Another case involves the carnivores and lemurs of Madagascar, medium-sized mammals that are considered poor oceanic dispersers. Yoder et al. found through molecular dating analyses that both groups diverged from African mainland relatives long after the separation of Madagascar from Africa. The estimated divergence dates also do not match the hypothesized existence of a Cenozoic land bridge between Africa and Madagascar. Thus, both groups seem to have reached Madagascar by oceanic dispersal, perhaps facilitated by the ability to go into torpor.

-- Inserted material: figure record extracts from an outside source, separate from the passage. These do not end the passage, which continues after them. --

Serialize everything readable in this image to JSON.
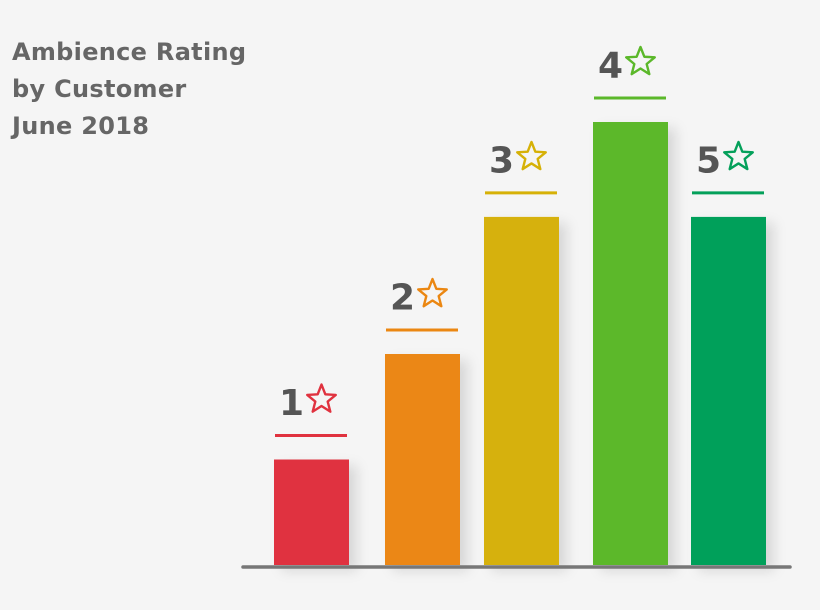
{
  "chart_data": {
    "type": "bar",
    "title_lines": [
      "Ambience Rating",
      "by Customer",
      "June 2018"
    ],
    "categories": [
      "1",
      "2",
      "3",
      "4",
      "5"
    ],
    "values": [
      1.0,
      2.0,
      3.3,
      4.2,
      3.3
    ],
    "ylim": [
      0,
      4.2
    ],
    "xlabel": "",
    "ylabel": "",
    "colors": [
      "#e0323f",
      "#eb8712",
      "#d6b107",
      "#5bb82a",
      "#04a05a"
    ],
    "category_icon": "star-outline-icon",
    "axis_color": "#777777"
  }
}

Other examples of unexpected oceanic dispersal include monkeys from Africa to South America, flightless insects from New Zealand to the Chatham Islands, multiple dispersals by chameleons in the Indian Ocean, several other amphibian cases, and, more controversially, flightless ratite birds to New Zealand. Although Darwin apparently was wrong in thinking that amphibians never cross saltwater, these cases reinforce a general message of the great evolutionist: given enough time, many things that seem unlikely can happen.
In addition to these cases, there is a plethora of other biogeographic anomalies and conundrums that cannot readily be explained by the nested hierarchical pattern predicted by common descent. Examples include certain fauna of central and southern Africa, which are more closely related to that of southern Asia than that of northern Africa; and crowberries which are only found in regions in the far north of the northern hemisphere and regions in the far south of the southern hemisphere; and flora found in Madagascar which bears similarity to those found in Indonesia. One particularly striking example is the discovery of what appears to be a placental fossil in Australia, dating to 120 million years ago. According to previous reckoning, placental mammals evolved in the northern hemisphere, and only appeared in Australia about five million years ago. This has prompted the evolutionary rationalization that these placental mammals, having first evolved in the southern hemisphere, migrated into the northern and subsequently became extinct in the southern. But such post hoc solutions can be invoked to explain any observation. Indeed, when I was pursuing my masters degree in evolutionary biology, one of my lecturers was a proponent of the "expanding earth" theory, a hypothesis fueled almost entirely by the "still unresolved problem of disjointed distribution of fossils on the opposite coasts of the Pacific" (Scalera, 2007).
Here's the bottom line: While the argument from biogeography, at best, only demonstrates limited common ancestry, and also the occurrence of speciation, the force of this argument is substantially undercut by mitigating adverse evidence such as the biogeographic anomalies to which I alluded. While one can account for some of those conundrums by invoking post hoc rationalizations such as convergence, oceanic dispersal, and unparsimonious extinctions, such anomalies significantly weaken the value of biogeographical distribution as positive evidence for descent with modification.
I will continue with Chapter 5 in a future post.